TechCrunch’s Kyle Wiggers looked into this problem last month and spoke with Sheridan Feucht, a PhD candidate at Northeastern University researching interpretability LLM.
“It’s hard to get around the issue of what exactly a ‘word’ should be for a language model, and even if we could get human experts to agree on an ideal token dictionary, the models would probably still find it useful to break things down into smaller pieces,” Feucht told TechCrunch. “I don’t think there’s such a thing as a perfect tokenizer because of this kind of ambiguity.”

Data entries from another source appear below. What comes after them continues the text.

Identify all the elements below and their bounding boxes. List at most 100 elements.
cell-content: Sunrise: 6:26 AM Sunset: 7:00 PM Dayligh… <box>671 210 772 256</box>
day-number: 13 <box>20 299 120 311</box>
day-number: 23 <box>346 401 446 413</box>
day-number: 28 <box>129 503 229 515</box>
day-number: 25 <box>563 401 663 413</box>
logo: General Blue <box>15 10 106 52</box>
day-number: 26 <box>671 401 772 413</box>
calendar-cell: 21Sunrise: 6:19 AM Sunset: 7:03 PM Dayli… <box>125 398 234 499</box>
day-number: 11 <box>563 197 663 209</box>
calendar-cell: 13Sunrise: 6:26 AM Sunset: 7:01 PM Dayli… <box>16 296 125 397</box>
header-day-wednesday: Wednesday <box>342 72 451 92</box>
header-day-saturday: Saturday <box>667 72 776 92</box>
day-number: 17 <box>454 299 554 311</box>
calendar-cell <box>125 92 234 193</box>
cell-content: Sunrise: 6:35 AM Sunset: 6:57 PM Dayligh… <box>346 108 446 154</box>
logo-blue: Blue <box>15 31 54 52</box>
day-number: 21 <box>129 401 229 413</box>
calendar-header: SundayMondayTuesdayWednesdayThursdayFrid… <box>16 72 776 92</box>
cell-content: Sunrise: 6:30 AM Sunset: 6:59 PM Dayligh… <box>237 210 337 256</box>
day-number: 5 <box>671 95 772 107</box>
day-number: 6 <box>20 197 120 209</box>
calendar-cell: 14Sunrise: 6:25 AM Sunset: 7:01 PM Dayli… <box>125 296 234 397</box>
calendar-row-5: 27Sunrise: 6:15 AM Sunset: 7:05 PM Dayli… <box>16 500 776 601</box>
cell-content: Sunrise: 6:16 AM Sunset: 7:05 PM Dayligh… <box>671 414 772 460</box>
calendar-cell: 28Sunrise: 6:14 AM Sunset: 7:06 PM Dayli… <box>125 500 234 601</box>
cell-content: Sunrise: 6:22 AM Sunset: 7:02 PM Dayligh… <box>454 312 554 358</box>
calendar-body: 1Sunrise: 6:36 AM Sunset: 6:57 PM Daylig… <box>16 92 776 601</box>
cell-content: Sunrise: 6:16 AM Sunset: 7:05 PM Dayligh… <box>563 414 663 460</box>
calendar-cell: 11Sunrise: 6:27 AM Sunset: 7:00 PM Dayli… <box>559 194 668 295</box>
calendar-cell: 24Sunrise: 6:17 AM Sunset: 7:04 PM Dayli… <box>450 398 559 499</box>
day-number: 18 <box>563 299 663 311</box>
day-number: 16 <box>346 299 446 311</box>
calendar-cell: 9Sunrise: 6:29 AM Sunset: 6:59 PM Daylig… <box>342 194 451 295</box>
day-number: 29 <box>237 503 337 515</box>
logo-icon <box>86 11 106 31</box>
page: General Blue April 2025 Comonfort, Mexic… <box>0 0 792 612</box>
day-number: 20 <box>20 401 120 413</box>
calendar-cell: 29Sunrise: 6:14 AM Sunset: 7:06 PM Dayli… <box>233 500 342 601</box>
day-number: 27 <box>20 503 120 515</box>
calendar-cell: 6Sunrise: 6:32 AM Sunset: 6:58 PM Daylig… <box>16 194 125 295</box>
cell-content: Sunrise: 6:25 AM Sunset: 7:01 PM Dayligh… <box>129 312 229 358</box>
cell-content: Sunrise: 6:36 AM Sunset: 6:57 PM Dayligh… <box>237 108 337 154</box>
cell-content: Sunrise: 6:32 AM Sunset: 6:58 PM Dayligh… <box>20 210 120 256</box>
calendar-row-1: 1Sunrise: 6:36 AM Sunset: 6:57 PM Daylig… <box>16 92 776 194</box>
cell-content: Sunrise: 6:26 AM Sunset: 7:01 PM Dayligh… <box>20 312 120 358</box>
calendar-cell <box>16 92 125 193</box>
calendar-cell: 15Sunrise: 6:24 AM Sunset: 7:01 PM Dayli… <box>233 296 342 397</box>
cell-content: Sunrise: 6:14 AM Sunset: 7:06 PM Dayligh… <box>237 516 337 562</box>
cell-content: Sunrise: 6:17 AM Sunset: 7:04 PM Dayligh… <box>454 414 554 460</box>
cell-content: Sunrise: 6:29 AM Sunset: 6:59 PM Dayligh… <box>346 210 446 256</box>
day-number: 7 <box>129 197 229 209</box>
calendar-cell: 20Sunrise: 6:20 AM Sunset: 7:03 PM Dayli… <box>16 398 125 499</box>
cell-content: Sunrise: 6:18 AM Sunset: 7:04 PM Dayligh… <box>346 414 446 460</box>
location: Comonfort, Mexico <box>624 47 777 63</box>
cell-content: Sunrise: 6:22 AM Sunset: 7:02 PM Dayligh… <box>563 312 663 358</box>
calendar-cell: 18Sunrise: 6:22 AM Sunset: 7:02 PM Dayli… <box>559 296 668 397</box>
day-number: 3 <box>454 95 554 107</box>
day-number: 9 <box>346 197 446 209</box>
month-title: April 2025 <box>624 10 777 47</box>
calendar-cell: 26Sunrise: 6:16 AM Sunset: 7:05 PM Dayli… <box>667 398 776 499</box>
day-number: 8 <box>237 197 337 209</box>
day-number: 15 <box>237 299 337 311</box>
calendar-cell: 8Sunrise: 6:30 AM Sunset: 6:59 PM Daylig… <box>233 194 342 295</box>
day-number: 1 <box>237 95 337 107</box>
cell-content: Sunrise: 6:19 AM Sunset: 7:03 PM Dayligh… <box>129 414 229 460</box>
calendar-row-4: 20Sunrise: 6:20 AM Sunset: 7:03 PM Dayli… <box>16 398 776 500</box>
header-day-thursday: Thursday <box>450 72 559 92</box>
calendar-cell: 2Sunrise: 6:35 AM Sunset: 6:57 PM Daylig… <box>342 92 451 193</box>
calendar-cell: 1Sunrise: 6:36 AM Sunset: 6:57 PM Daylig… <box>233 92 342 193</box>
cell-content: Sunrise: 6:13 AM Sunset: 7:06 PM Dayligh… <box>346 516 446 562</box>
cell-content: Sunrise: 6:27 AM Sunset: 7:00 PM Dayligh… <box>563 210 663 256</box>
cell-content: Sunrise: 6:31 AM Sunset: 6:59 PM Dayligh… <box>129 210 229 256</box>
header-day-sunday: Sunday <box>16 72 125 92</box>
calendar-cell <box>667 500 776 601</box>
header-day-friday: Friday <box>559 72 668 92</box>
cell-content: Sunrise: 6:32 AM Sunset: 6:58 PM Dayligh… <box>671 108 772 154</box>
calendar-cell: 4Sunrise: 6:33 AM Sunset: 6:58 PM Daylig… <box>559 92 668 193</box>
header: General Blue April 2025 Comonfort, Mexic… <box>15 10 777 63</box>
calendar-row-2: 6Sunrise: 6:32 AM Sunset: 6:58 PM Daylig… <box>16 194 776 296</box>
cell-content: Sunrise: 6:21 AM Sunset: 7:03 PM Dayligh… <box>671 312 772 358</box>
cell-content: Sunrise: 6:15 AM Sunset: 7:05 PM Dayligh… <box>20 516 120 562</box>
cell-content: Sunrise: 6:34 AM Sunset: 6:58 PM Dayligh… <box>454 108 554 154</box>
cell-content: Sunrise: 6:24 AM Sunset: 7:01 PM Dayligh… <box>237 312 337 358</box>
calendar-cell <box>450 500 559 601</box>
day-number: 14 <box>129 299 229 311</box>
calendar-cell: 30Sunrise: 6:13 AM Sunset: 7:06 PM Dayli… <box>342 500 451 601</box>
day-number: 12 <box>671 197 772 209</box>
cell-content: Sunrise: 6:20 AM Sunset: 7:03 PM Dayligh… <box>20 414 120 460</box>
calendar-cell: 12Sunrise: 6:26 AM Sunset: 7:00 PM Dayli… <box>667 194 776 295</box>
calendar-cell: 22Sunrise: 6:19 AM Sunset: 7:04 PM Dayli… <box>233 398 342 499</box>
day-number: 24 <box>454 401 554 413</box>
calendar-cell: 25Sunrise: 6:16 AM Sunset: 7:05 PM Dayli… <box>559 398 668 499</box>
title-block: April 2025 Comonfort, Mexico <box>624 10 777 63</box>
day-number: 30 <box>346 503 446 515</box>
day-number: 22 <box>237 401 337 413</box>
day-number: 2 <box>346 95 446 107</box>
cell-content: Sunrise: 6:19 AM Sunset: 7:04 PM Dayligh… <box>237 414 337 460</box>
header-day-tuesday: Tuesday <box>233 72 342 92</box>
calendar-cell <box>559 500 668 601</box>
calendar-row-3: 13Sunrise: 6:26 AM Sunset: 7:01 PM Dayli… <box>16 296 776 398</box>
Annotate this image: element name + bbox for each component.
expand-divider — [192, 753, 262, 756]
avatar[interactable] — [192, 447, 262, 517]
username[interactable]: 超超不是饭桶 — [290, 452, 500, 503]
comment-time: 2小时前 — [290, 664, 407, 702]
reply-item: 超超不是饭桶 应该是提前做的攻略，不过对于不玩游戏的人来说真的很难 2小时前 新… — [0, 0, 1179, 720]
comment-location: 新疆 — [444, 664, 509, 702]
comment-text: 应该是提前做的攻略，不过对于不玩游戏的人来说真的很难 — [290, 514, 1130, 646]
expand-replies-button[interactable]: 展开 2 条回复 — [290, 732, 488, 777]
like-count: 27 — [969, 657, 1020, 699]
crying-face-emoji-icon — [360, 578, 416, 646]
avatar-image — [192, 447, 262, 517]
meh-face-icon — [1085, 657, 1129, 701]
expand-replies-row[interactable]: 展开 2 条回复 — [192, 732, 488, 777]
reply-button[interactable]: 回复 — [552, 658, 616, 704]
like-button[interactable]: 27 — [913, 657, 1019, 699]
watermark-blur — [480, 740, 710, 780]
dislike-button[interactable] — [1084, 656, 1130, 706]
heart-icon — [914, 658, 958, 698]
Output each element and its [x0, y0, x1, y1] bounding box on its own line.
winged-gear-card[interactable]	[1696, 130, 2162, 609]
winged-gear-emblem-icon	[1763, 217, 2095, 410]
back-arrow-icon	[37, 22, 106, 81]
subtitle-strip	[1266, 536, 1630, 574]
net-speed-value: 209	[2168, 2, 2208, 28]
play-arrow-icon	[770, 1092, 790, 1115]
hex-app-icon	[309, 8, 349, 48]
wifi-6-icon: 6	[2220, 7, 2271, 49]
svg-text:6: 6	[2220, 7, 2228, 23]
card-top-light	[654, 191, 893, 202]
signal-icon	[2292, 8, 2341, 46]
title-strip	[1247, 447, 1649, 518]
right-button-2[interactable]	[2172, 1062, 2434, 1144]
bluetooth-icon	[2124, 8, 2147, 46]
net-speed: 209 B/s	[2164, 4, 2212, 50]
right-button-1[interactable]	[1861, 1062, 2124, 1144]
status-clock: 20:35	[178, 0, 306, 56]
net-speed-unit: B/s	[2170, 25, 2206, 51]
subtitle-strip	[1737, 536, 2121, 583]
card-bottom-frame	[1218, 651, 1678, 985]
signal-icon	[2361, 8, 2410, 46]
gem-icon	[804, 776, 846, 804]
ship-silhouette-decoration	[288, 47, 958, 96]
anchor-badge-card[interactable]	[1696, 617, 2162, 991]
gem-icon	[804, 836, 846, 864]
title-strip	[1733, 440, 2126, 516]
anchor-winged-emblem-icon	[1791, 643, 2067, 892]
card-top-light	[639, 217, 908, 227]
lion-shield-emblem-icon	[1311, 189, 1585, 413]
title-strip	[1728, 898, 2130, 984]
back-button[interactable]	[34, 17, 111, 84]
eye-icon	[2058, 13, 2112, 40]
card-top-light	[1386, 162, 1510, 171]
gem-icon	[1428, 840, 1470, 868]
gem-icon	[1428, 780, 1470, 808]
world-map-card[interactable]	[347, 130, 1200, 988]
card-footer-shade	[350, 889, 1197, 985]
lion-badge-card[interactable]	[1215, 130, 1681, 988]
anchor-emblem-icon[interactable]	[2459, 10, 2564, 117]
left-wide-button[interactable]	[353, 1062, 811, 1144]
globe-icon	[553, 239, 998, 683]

This problem becomes even more sophisticated when LLM learns more languages. For example, some tokenization methods might assume that a space in a sentence will always precede a novel word, but many languages, such as Chinese, Japanese, Thai, Lao, Korean, Khmer, and others, do not exploit spaces to separate words. Google DeepMind AI researcher Yennie Jun found in a 2023 study that some languages need up to 10 times more tokens than English to convey the same meaning.
“Probably the best solution would be to allow models to directly view characters without imposing tokenization, but this is currently computationally infeasible for transformers,” Feucht said.
Image generators like Midjourney and DALL-E don’t exploit the transformer architecture that text generators like ChatGPT have under their hood. Instead, image generators typically exploit diffusion models that reconstruct the image from noise. Diffusion models are trained on vast image databases and are motivated to try to reproduce something similar to what they learned from the training data.
Asmelash Teka Hadgu, Co-Founder Oral and a colleague from DAIR Institutetold TechCrunch, “Image generators perform significantly better on artifacts like cars and people’s faces, and worse on smaller things like fingers and handwriting.”
This may be because these smaller details often do not show up as clearly in training sets as concepts such as the fact that trees usually have green leaves. However, the problems with diffusion models may be easier to solve than those that plague transformers. Some image generators have improved their hand representation, for example by training on more images of real, human hands.
“Just last year, all of these models were really bad at fingers, and it’s the same problem as text,” Guzdial explained. “They’re getting really good at it locally, so if you look at a hand with six or seven fingers, you can say, ‘Oh wow, that looks like a finger.’ Likewise, with generated text, you can say, ‘This looks like an ‘H,’ and this looks like a ‘P,’ but they’re really bad at putting all of those things together.”
So if you ask an AI image generator to create a menu for a Mexican restaurant, you might get the usual items like “Tacos,” but you’re more likely to find offerings like “Tamilos,” “Enchidaa,” and “Burhiltos.”
While these “strawberry” spelling memes are spreading across the internet, OpenAI is working on a novel AI product, codenamed Strawberry, that promises to be even more adept at reasoning. LLM’s development has been restricted by the fact that there simply isn’t enough training data in the world to make products like ChatGPT more correct. But Strawberry can reportedly generate correct synthetic data to make OpenAI’s LLM even better. According to InformationStrawberry can solve The Recent York Times “Connections” word puzzles, which require artistic thinking and pattern recognition, and can also solve math equations he has never encountered before.
Meanwhile, Google DeepMind recently exposed AlphaProof and AlphaGeometry 2, AI systems designed for formal mathematical reasoning. Google says the two systems solved four of the six problems from the International Mathematical Olympiad, which would be good enough to win a silver medal in the prestigious competition.
It’s a bit of trolling that memes about AI not being able to spell the word “strawberry” are circulating at the same time as reports about OpenAI Strawberry. But OpenAI CEO Sam Altman jumped at the chance to show us that he has some pretty impressive blueberry crops growing. garden.